Nicholas Gier ngier006 at gmail.com
Sat Nov 12 13:35:25 PST 2011


Greetings:*
*


This is my commentary/column for this week.  The full version is attached.


Although I'm a PC man and own nothing but HP products (including a new HP
Slate), I believe that Jobs was a genius.  Who knows, I still might buy an
I-phone.


Nick

*DEATH AS A FRIEND: *

*STEVE JOBS MEETS MOSES IN HEAVEN*

* *

By Nick Gier



As death, strictly speaking, is the goal of our lives,
I have for some years been making myself familiar
with this truest and best friend of man.


~Wolfgang Amadeus Mozart

* *

With the passing of Steve Jobs one cartoon got my eye.  It pictured St.
Peter  introducing Jobs to Moses: “Moses, meet Steve. He’s gonna upgrade
your tablets.”  Interestingly enough, Jobs’ wings are almost as big as
Moses’.

            Does “upgrade” simply mean a change of hardware (from stone to
silicon chips) or a new version? Many Christians would be offended by the
thought of a revised Ten Commandments, and they would also be shocked to
see that the Buddhist Jobs has made it to the Pearly Gates.

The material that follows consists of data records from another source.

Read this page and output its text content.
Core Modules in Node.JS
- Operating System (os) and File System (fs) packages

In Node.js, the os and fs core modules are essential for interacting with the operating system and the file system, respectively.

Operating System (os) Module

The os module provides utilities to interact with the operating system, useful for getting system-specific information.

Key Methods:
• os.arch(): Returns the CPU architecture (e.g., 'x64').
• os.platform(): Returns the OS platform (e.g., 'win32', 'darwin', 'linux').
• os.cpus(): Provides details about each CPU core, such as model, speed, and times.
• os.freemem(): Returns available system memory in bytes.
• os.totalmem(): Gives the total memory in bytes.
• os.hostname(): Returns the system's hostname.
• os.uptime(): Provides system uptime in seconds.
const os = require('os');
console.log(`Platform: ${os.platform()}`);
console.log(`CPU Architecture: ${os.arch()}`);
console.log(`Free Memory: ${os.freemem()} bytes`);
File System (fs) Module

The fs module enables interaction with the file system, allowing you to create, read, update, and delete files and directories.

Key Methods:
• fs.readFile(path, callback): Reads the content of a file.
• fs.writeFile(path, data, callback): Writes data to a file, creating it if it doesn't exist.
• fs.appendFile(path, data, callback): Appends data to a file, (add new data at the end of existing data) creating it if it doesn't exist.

Instead of Ten Commandments, the Buddhists have five precepts: do no
violence, do not steal, do not be sexually promiscuous, do not lie, and do
not take intoxicants.

            In addition to telling his disciples not to deify him or write
down his words, the Buddha also wanted no statues made in his likeness—no
graven images.  Four hundred years would pass before the Buddha was
worshipped as God, scriptures compiled, and images in stone, wood, and
pigment appeared.

            Most Buddhists would embrace all the other Ten Commandments.
Parents and holy days must be honored, and becoming attached to material
things (even our own) is one of the greatest sins.

For the Buddha the most dangerous form of attachment is “craving for
views,” and believing that you have the complete truth about any matter.
The Buddha would have been very sad to learn that sectarian divisions arose
in which one faction claimed to know the real truth of what he preached.

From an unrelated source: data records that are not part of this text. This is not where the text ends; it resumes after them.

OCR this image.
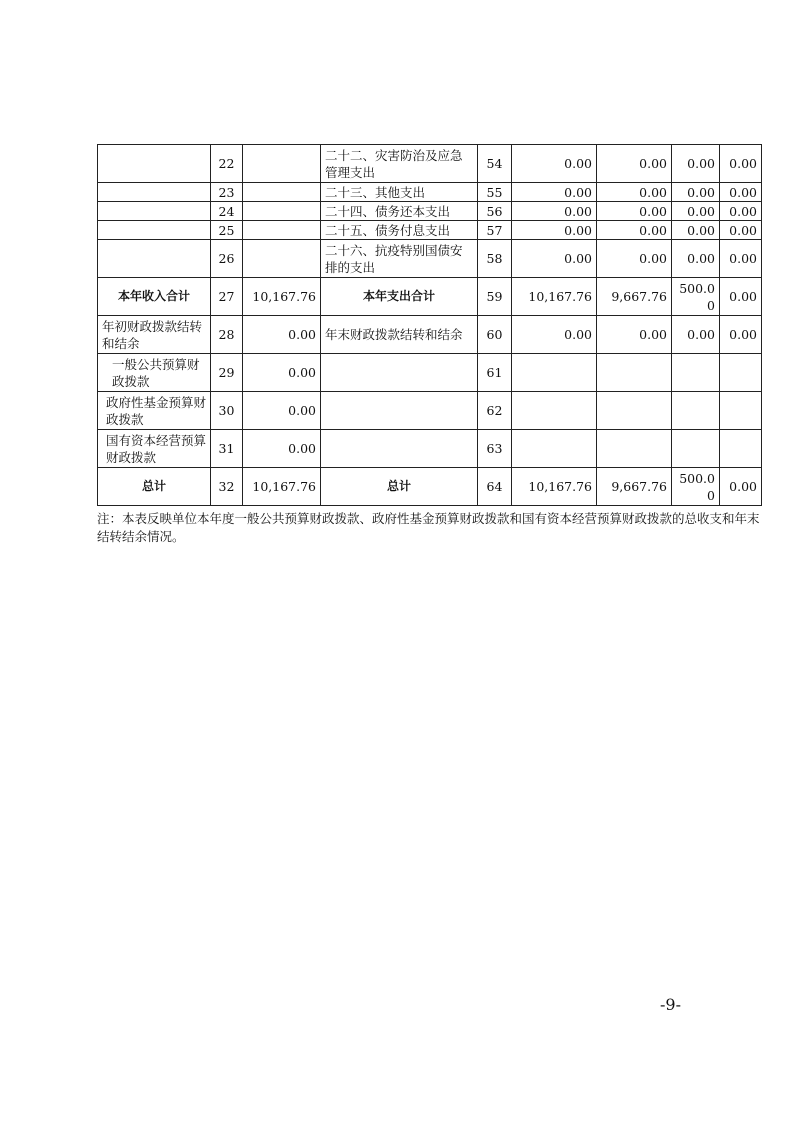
	22		二十二、灾害防治及应急管理支出	54	0.00	0.00	0.00	0.00
	23		二十三、其他支出	55	0.00	0.00	0.00	0.00
	24		二十四、债务还本支出	56	0.00	0.00	0.00	0.00
	25		二十五、债务付息支出	57	0.00	0.00	0.00	0.00
	26		二十六、抗疫特别国债安排的支出	58	0.00	0.00	0.00	0.00
本年收入合计	27	10,167.76	本年支出合计	59	10,167.76	9,667.76	500.00	0.00
年初财政拨款结转和结余	28	0.00	年末财政拨款结转和结余	60	0.00	0.00	0.00	0.00
一般公共预算财政拨款	29	0.00		61				
政府性基金预算财政拨款	30	0.00		62				
国有资本经营预算财政拨款	31	0.00		63				
总计	32	10,167.76	总计	64	10,167.76	9,667.76	500.00	0.00

注：本表反映单位本年度一般公共预算财政拨款、政府性基金预算财政拨款和国有资本经营预算财政拨款的总收支和年末结转结余情况。

-9-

As the Buddha said: “Do not accept it because it is in the Hindu
scriptures; and do not accept it because it was said by a holy monk such as
I; but if you find that it appeals to your conscience as being conducive to
your happiness, then accept it and live up to it.” The Buddha’s last words
were: “I have given you the Dharma (moral law), so now work out your own
salvation.”

Steve Jobs was a Zen Buddhist and this tradition does not deify the Buddha
and does not make idols of his words.  Zen is distinctive in holding a
direct transmission from the Buddha “outside scriptures, not founded on
words or letters.”

The fear of idolatry was so great among Zen Buddhists that a provocative
metaphor was suggested: “If you see the Buddha on the road, you must kill
him.”  In order words, the temptation to worship him would be so great that
people would forget to “work out their own salvation.”

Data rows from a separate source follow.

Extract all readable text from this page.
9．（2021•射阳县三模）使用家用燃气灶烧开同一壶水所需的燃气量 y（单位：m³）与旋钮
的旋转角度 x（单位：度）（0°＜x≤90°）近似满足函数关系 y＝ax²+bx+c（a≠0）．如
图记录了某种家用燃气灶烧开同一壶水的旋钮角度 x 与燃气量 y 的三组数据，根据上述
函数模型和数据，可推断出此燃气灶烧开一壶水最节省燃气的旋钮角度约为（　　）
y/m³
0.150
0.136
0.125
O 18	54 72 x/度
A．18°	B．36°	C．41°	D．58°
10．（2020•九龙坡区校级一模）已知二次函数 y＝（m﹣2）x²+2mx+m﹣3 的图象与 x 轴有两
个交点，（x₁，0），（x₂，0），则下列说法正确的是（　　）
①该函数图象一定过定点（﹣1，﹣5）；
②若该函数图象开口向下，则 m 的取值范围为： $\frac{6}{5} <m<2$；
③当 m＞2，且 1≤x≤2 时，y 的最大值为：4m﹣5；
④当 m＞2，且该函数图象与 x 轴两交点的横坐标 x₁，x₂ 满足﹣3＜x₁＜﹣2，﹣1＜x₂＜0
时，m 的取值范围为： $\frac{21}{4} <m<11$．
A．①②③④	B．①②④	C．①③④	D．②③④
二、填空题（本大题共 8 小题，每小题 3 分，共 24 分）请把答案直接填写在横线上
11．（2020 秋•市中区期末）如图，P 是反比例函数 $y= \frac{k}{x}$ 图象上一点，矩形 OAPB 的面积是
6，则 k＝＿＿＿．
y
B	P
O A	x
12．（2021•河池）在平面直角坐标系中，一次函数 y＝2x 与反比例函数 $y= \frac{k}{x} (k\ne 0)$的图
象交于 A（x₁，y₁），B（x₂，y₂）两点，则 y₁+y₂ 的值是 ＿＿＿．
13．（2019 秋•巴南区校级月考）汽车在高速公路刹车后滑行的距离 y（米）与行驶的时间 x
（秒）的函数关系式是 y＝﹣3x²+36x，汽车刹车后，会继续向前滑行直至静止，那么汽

Japanese Zen Buddhists are famous for their “death” poems, which are
essentially sermons on the elimination of our deepest attachment.  Most
people cling to life so fervently that they constantly deceived themselves
about their own mortality.

Citing the passage above from Mozart’s 1787 letter to his father as
evidence, one could suggest that his magnificent Requiem Mass in D Minor
was his own “death” poem.

Most Asian philosophy acknowledges the natural truth that life leads to
death and then to new life.  Christianity views death as the enemy of life
rather than the inevitable result of life itself.

In his famous 2005 commencement address at Stanford University, Jobs said:
“Remembering that you are going to die is the best way I know to avoid the
trap of thinking you have something to lose. You are already naked. There
is no reason not to follow your heart.”

If there is a heaven, then Steve Jobs has not only met St. Peter and Moses,
but he is also been pitching his great ideas among all the saints of human
history.  They will learn a lot from him, and perhaps they will teach him a
little humility.

Nick Gier taught Buddhism for at the University of Idaho for 30 years.